Après les Perses viennent les Tartares, dont l'empire est le plus étendu dans l'Asie ; car ils occupent toute l'étendue du pays qui est entre le mont Caucase et la Chine. Les relations des voyageurs sur ces peuples sont si incertaines, qu'il est extrêmement difficîle de savoir s'ils ont jamais eu quelque teinture de philosophie ; on sait seulement qu'ils croupissent dans la plus grossière superstition, et qu'ils sont ou mahométants ou idolatres. Mais comme on trouve parmi eux de nombreuses communautés de prêtres qu'on appelle lamas, on peut demander avec raison s'ils sont aussi ignorants dans les sciences que les peuples grossiers qu'ils sont chargés d'instruire : on ne trouve pas de grands éclaircissements sur ce sujet dans les auteurs qui en ont parlé. Le culte que ces lamas rendent aux idoles, est fondé sur ce qu'ils croient qu'elles sont les images des émanations divines, et que les âmes, qui sont aussi émanées de Dieu, habitent dans elles. Tous ces lamas ont au-dessus d'eux un grand-prêtre appelé le grand-lama, qui fait sa demeure ordinaire sur le sommet d'une montagne. On ne saurait imaginer le profond respect que les Tartares idolatres ont pour lui ; ils le regardent comme immortel, et les prêtres subalternes entretiennent cette erreur par leurs supercheries. Enfin tous les voyageurs conviennent que les Tartares sont de tous les peuples de l'Asie les plus grossiers, les plus ignorants et les plus superstitieux ; la loi naturelle y est presqu'éteinte : il ne faut donc pas s'étonner s'ils ont fait si peu de progrès dans la Philosophie.

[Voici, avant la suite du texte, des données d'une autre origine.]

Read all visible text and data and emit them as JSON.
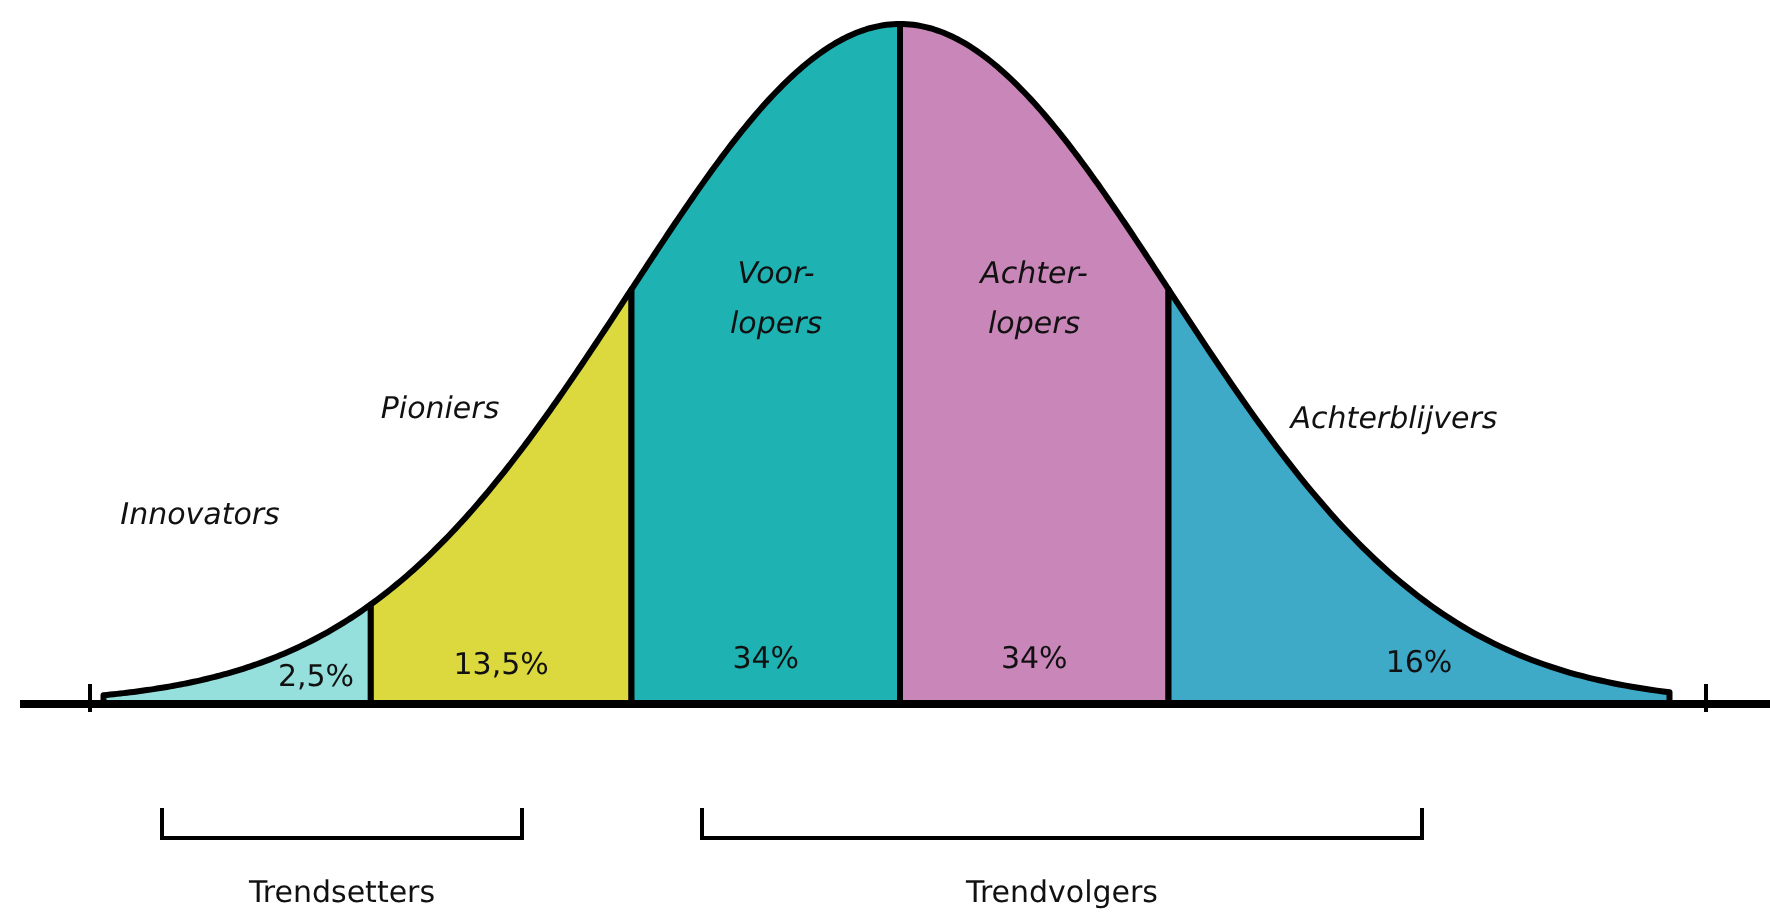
{
  "chart_data": {
    "type": "other",
    "categories": [
      "Innovators",
      "Pioniers",
      "Voor-lopers",
      "Achter-lopers",
      "Achterblijvers"
    ],
    "values": [
      2.5,
      13.5,
      34,
      34,
      16
    ],
    "colors": [
      "#95e0dc",
      "#dcd93f",
      "#1fb2b2",
      "#c986b8",
      "#3fa9c8"
    ],
    "value_labels": [
      "2,5%",
      "13,5%",
      "34%",
      "34%",
      "16%"
    ],
    "annotations": [
      "Trendsetters",
      "Trendvolgers"
    ]
  }
}
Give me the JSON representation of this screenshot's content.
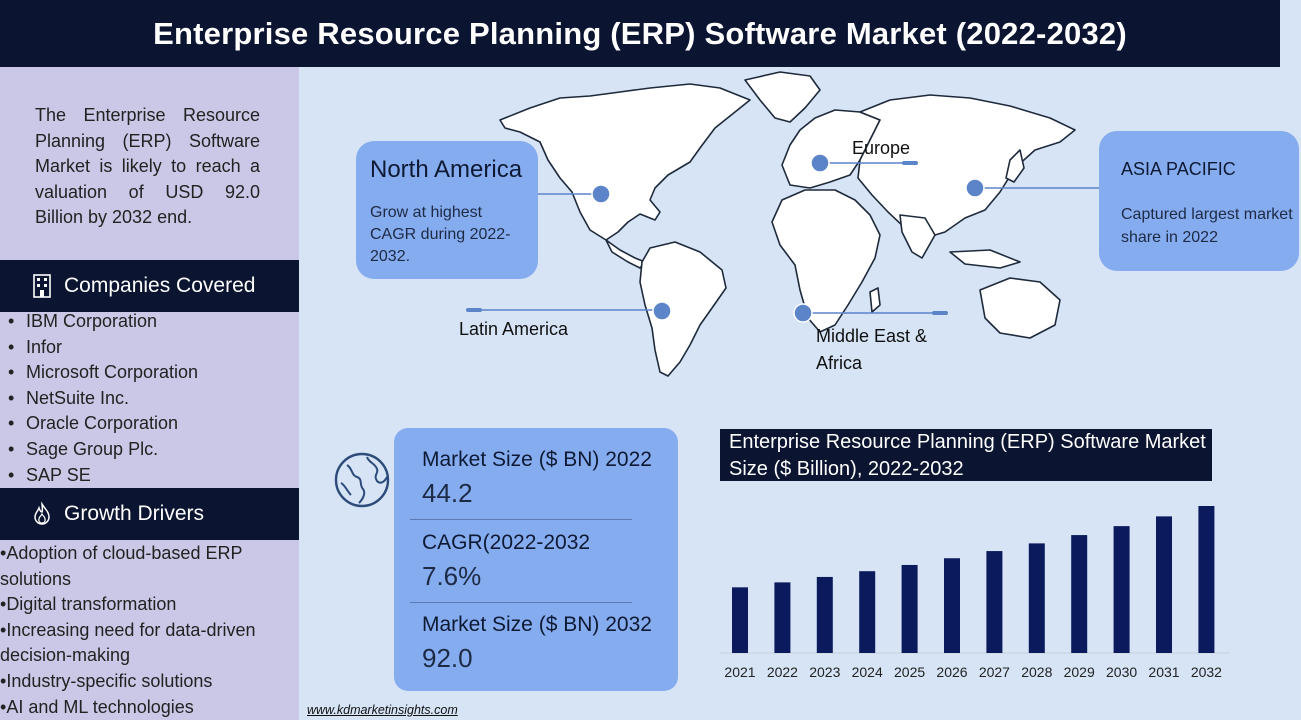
{
  "title": "Enterprise Resource Planning (ERP) Software Market (2022-2032)",
  "sidebar": {
    "intro": "The Enterprise Resource Planning (ERP) Software Market is likely to reach a valuation of USD 92.0 Billion by 2032 end.",
    "companies_heading": "Companies Covered",
    "companies_icon": "building-icon",
    "companies": [
      "IBM Corporation",
      "Infor",
      "Microsoft Corporation",
      "NetSuite Inc.",
      "Oracle Corporation",
      "Sage Group Plc.",
      "SAP SE"
    ],
    "drivers_heading": "Growth Drivers",
    "drivers_icon": "flame-icon",
    "drivers": [
      "Adoption of cloud-based ERP solutions",
      "Digital transformation",
      "Increasing need for data-driven decision-making",
      "Industry-specific solutions",
      "AI and ML technologies"
    ]
  },
  "map": {
    "north_america": {
      "title": "North America",
      "text": "Grow at highest CAGR during 2022-2032."
    },
    "asia_pacific": {
      "title": "ASIA PACIFIC",
      "text": "Captured largest market share in 2022"
    },
    "europe": "Europe",
    "latin_america": "Latin America",
    "middle_east_africa": "Middle East & Africa"
  },
  "stats": {
    "market_2022_label": "Market Size ($ BN) 2022",
    "market_2022_value": "44.2",
    "cagr_label": "CAGR(2022-2032",
    "cagr_value": "7.6%",
    "market_2032_label": "Market Size ($ BN) 2032",
    "market_2032_value": "92.0"
  },
  "chart_data": {
    "type": "bar",
    "title": "Enterprise Resource Planning (ERP) Software Market Size ($ Billion), 2022-2032",
    "categories": [
      "2021",
      "2022",
      "2023",
      "2024",
      "2025",
      "2026",
      "2027",
      "2028",
      "2029",
      "2030",
      "2031",
      "2032"
    ],
    "values": [
      41.1,
      44.2,
      47.6,
      51.2,
      55.1,
      59.3,
      63.8,
      68.6,
      73.8,
      79.4,
      85.5,
      92.0
    ],
    "bar_color": "#0a1a5c",
    "ylim": [
      0,
      92.0
    ],
    "grid": false
  },
  "colors": {
    "dark_navy": "#0b1430",
    "sidebar": "#cac8e6",
    "panel_blue": "#86acf0",
    "background": "#d6e4f5",
    "marker": "#5b84c9"
  },
  "footer": {
    "url": "www.kdmarketinsights.com"
  }
}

Si de la Tartarie on passe dans les Indes, on n'y trouvera guère moins d'ignorance et de superstition ; jusques-là que quelques auteurs ont cru que les Indiens n'avaient aucune connaissance de Dieu. Ce sentiment ne nous parait pas fondé. En effet, Abraham Rogers raconte que les Bramins reconnaissent un seul et suprême Dieu, qu'ils nomment Vistnou ; que la première et la plus ancienne production de ce Dieu, était une divinité inférieure appelée Brama, qu'il forma d'une fleur qui flottait sur le grand abîme avant la création du monde ; que la vertu, la fidélité et la reconnaissance de Brama avaient été si grandes, que Vistnou l'avait doué du pouvoir de créer l'univers. Le détail de leur doctrine est rapporté par différents auteurs avec une variété fort embarrassante pour ceux qui cherchent à démêler la vérité ; variété qui vient en partie de ce que les Bramins sont fort réservés avec les étrangers, mais principalement de ce que les voyageurs sont peu versés dans la langue de ceux dont ils se mêlent de rapporter les opinions : mais du moins il est constant par les relations de tous les modernes, que les Indiens reconnaissent une ou plusieurs divinités.

Nous ne devons point oublier de parler ici de Budda ou Xekia, si célèbre parmi les Indiens, auxquels il enseigna le culte qu'on doit rendre à la Divinité, et que ces peuples regardent comme le plus grand philosophe qui ait jamais existé. Son histoire se trouve si remplie de fables et de contradictions, qu'il serait impossible de les concilier. Tout ce que l'on peut conclure de la diversité des sentiments que les auteurs ont eus à son sujet, c'est que Xekia parut dans la partie méridionale des Indes, et qu'il se montra d'abord aux peuples qui habitaient sur les rivages de l'Océan ; que de-là il envoya ses disciples dans toutes les Indes, où ils répandirent sa doctrine.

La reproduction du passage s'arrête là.